Bencana yang telah terjadi tidak seharusnya dirasakan sebagai sebuah “malapetaka”, sehingga masyarakat larut dalam kesedihan, kehilangan dan keterpurukan. Tapi, bencana besar yang terjadi tujuh tahun sudah seharusnya diubah dari sebuah tragedi yang menyedihkan menjadi sebuah peluang untuk mencapai kehidupan masa depan masyarakat Aceh yang lebih baik melalui berbagai aspek pembangunan, salah satunya pembangunan industri pariwisata.

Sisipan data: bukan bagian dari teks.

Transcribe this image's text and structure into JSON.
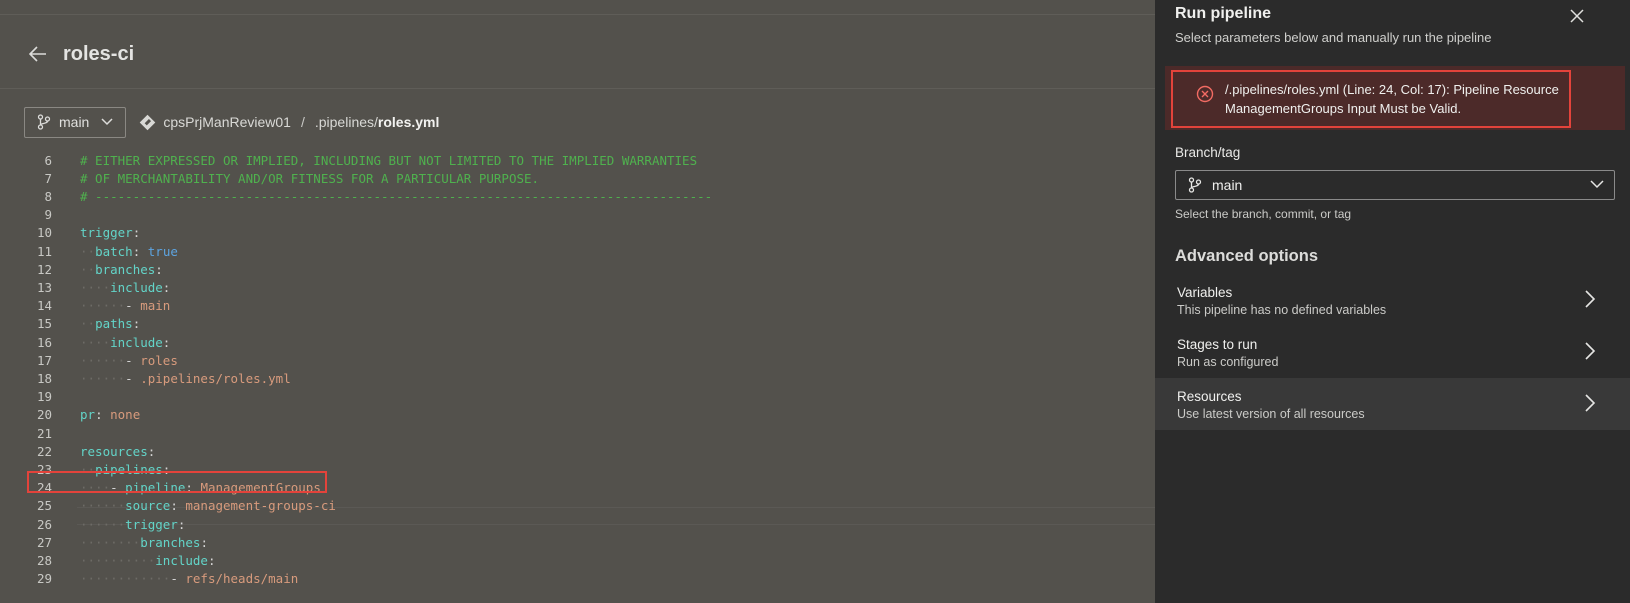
{
  "page": {
    "title": "roles-ci",
    "branch": "main",
    "breadcrumb": {
      "repo": "cpsPrjManReview01",
      "separator": "/",
      "path_prefix": ".pipelines/",
      "file": "roles.yml"
    }
  },
  "code_lines": [
    {
      "n": "6",
      "segs": [
        [
          "c-comment",
          "# EITHER EXPRESSED OR IMPLIED, INCLUDING BUT NOT LIMITED TO THE IMPLIED WARRANTIES"
        ]
      ]
    },
    {
      "n": "7",
      "segs": [
        [
          "c-comment",
          "# OF MERCHANTABILITY AND/OR FITNESS FOR A PARTICULAR PURPOSE."
        ]
      ]
    },
    {
      "n": "8",
      "segs": [
        [
          "c-comment",
          "# ----------------------------------------------------------------------------------"
        ]
      ]
    },
    {
      "n": "9",
      "segs": []
    },
    {
      "n": "10",
      "segs": [
        [
          "c-key",
          "trigger"
        ],
        [
          "c-punc",
          ":"
        ]
      ]
    },
    {
      "n": "11",
      "segs": [
        [
          "ws",
          "  "
        ],
        [
          "c-key",
          "batch"
        ],
        [
          "c-punc",
          ": "
        ],
        [
          "c-bool",
          "true"
        ]
      ]
    },
    {
      "n": "12",
      "segs": [
        [
          "ws",
          "  "
        ],
        [
          "c-key",
          "branches"
        ],
        [
          "c-punc",
          ":"
        ]
      ]
    },
    {
      "n": "13",
      "segs": [
        [
          "ws",
          "    "
        ],
        [
          "c-key",
          "include"
        ],
        [
          "c-punc",
          ":"
        ]
      ]
    },
    {
      "n": "14",
      "segs": [
        [
          "ws",
          "      "
        ],
        [
          "c-punc",
          "- "
        ],
        [
          "c-val",
          "main"
        ]
      ]
    },
    {
      "n": "15",
      "segs": [
        [
          "ws",
          "  "
        ],
        [
          "c-key",
          "paths"
        ],
        [
          "c-punc",
          ":"
        ]
      ]
    },
    {
      "n": "16",
      "segs": [
        [
          "ws",
          "    "
        ],
        [
          "c-key",
          "include"
        ],
        [
          "c-punc",
          ":"
        ]
      ]
    },
    {
      "n": "17",
      "segs": [
        [
          "ws",
          "      "
        ],
        [
          "c-punc",
          "- "
        ],
        [
          "c-val",
          "roles"
        ]
      ]
    },
    {
      "n": "18",
      "segs": [
        [
          "ws",
          "      "
        ],
        [
          "c-punc",
          "- "
        ],
        [
          "c-val",
          ".pipelines/roles.yml"
        ]
      ]
    },
    {
      "n": "19",
      "segs": []
    },
    {
      "n": "20",
      "segs": [
        [
          "c-key",
          "pr"
        ],
        [
          "c-punc",
          ": "
        ],
        [
          "c-val",
          "none"
        ]
      ]
    },
    {
      "n": "21",
      "segs": []
    },
    {
      "n": "22",
      "segs": [
        [
          "c-key",
          "resources"
        ],
        [
          "c-punc",
          ":"
        ]
      ]
    },
    {
      "n": "23",
      "segs": [
        [
          "ws",
          "  "
        ],
        [
          "c-key",
          "pipelines"
        ],
        [
          "c-punc",
          ":"
        ]
      ]
    },
    {
      "n": "24",
      "segs": [
        [
          "ws",
          "    "
        ],
        [
          "c-punc",
          "- "
        ],
        [
          "c-key",
          "pipeline"
        ],
        [
          "c-punc",
          ": "
        ],
        [
          "c-val",
          "ManagementGroups"
        ]
      ]
    },
    {
      "n": "25",
      "segs": [
        [
          "ws",
          "      "
        ],
        [
          "c-key",
          "source"
        ],
        [
          "c-punc",
          ": "
        ],
        [
          "c-val",
          "management-groups-ci"
        ]
      ]
    },
    {
      "n": "26",
      "segs": [
        [
          "ws",
          "      "
        ],
        [
          "c-key",
          "trigger"
        ],
        [
          "c-punc",
          ":"
        ]
      ]
    },
    {
      "n": "27",
      "segs": [
        [
          "ws",
          "        "
        ],
        [
          "c-key",
          "branches"
        ],
        [
          "c-punc",
          ":"
        ]
      ]
    },
    {
      "n": "28",
      "segs": [
        [
          "ws",
          "          "
        ],
        [
          "c-key",
          "include"
        ],
        [
          "c-punc",
          ":"
        ]
      ]
    },
    {
      "n": "29",
      "segs": [
        [
          "ws",
          "            "
        ],
        [
          "c-punc",
          "- "
        ],
        [
          "c-val",
          "refs/heads/main"
        ]
      ]
    }
  ],
  "run_panel": {
    "title": "Run pipeline",
    "subtitle": "Select parameters below and manually run the pipeline",
    "error": "/.pipelines/roles.yml (Line: 24, Col: 17): Pipeline Resource ManagementGroups Input Must be Valid.",
    "branch_label": "Branch/tag",
    "branch_value": "main",
    "branch_help": "Select the branch, commit, or tag",
    "advanced_title": "Advanced options",
    "options": [
      {
        "title": "Variables",
        "desc": "This pipeline has no defined variables"
      },
      {
        "title": "Stages to run",
        "desc": "Run as configured"
      },
      {
        "title": "Resources",
        "desc": "Use latest version of all resources"
      }
    ]
  },
  "colors": {
    "error_border": "#e3433b",
    "comment": "#4fb14e",
    "key": "#63d4c8",
    "string": "#d89b7d",
    "bool": "#5da4e0"
  },
  "icons": [
    "back-arrow-icon",
    "branch-icon",
    "chevron-down-icon",
    "repo-icon",
    "close-icon",
    "error-circle-icon",
    "chevron-right-icon"
  ]
}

Industri pariwisata di dunia umumnya dan Indonesia khususnya telah berkembang pesat. Perkembangan industri tersebut tidak hanya berdampak pada peningkatan penerimaan devisa negara, namun juga telah mampu memperluas kesempatan berusaha dan menciptakan lapangan pekerjaan baru bagi masyarakat untuk mengatasi masalah pengangguran di daerah. Industri pariwisata di berbagai wilayah di Indonesia, khususnya Aceh juga sudah mulai bangkit dan berperan dalam menciptakan lapangan pekerjaan bagi masyarakat, memelihara dan memperkuat nilai-nilai sosial budaya serta membangun kesadaran masyarakat terhadap upaya konservasi lingkungan.

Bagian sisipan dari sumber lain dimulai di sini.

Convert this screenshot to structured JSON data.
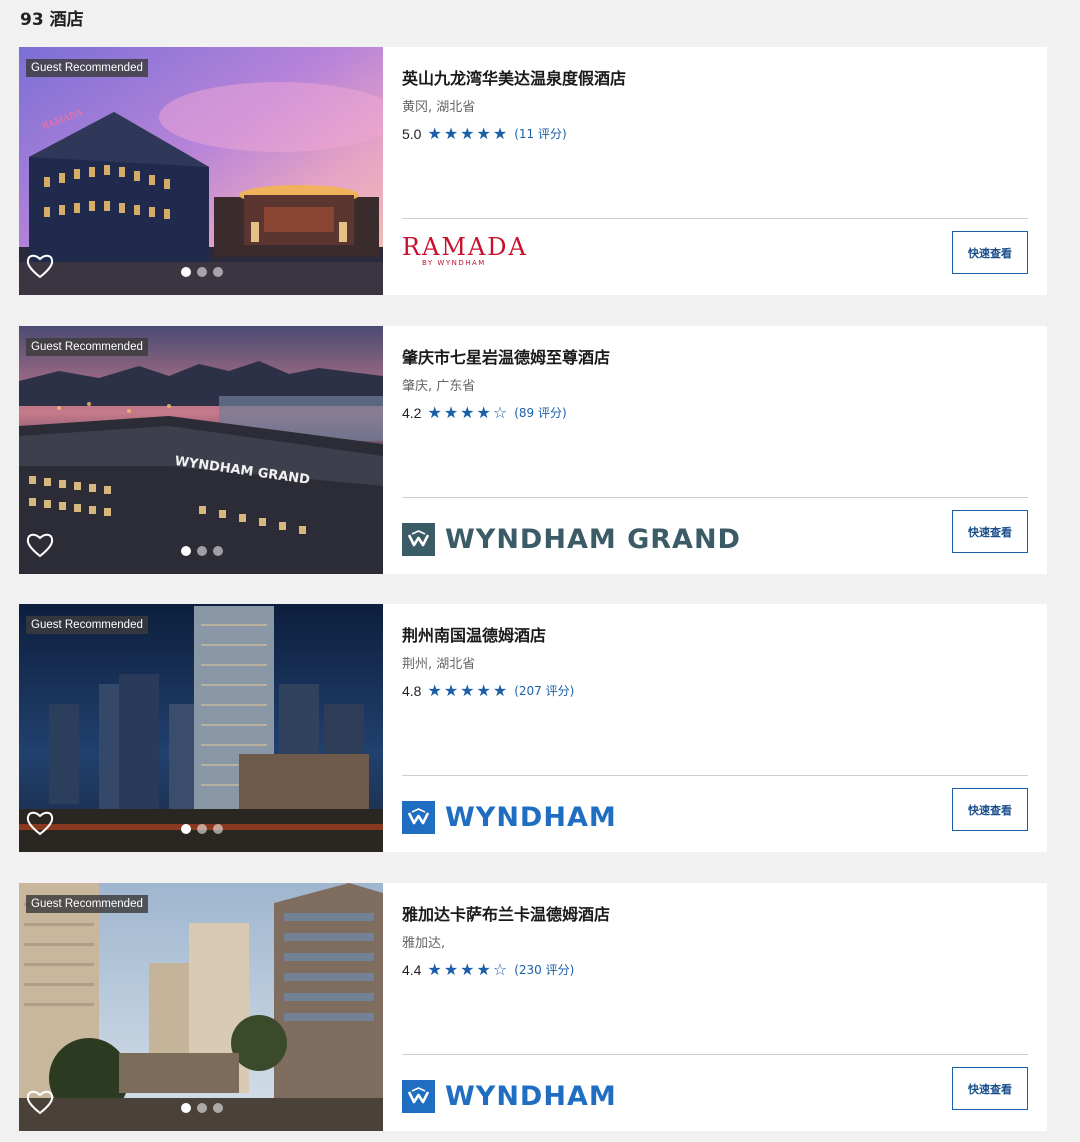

Aceh yang terletak di kawasan paling barat Republik Indonesia dengan berbagai pesona keindahan alam dan daya tarik wisata budaya serta kekayaan sejarah masa lalu telah bersiap untuk memajukan Aceh melalui industri pariwisata secara berkelanjutan dan berwawasan lingkungan dengan tetap mengkedepankan karakteristik daerah, khususnya pengembangan wisata tsunami dengan berbagai peninggalan tsunami “Tsunami Heritage”. Mungkinkah wisata tsunami dapat berkembang?
Wisata tsunami Aceh
Peristiwa gempa dan tsunami yang terjadi pada akhir Desember 2004 telah menciptakan berbagai peninggalan dan menjadi sejarah penting. Berbagai peninggalan tersebut meliputi peninggalan bencana Tsunami, seperti Kapal PLTD Apung, Kapal Di Atas Rumah, Kuburan Massal, situs Tsunami “Tsunami Heritage”, Mesjid Baiturrahim, masyarakat korban yang selamat dari bencana Tsunami, dll. Peninggalan keberhasilan selama Proses Rehabilitasi dan Rekonstruksi Aceh meliputi Museum Tsunami Aceh, Tsunami and Disaster Mitigation Research Center “TDMRC” sebagai pusat data, penelitian dan mitigasi bencana, Escape Building, pengalaman kebencanaan atau “lesson learnt” yang dimiliki oleh masyarakat Aceh.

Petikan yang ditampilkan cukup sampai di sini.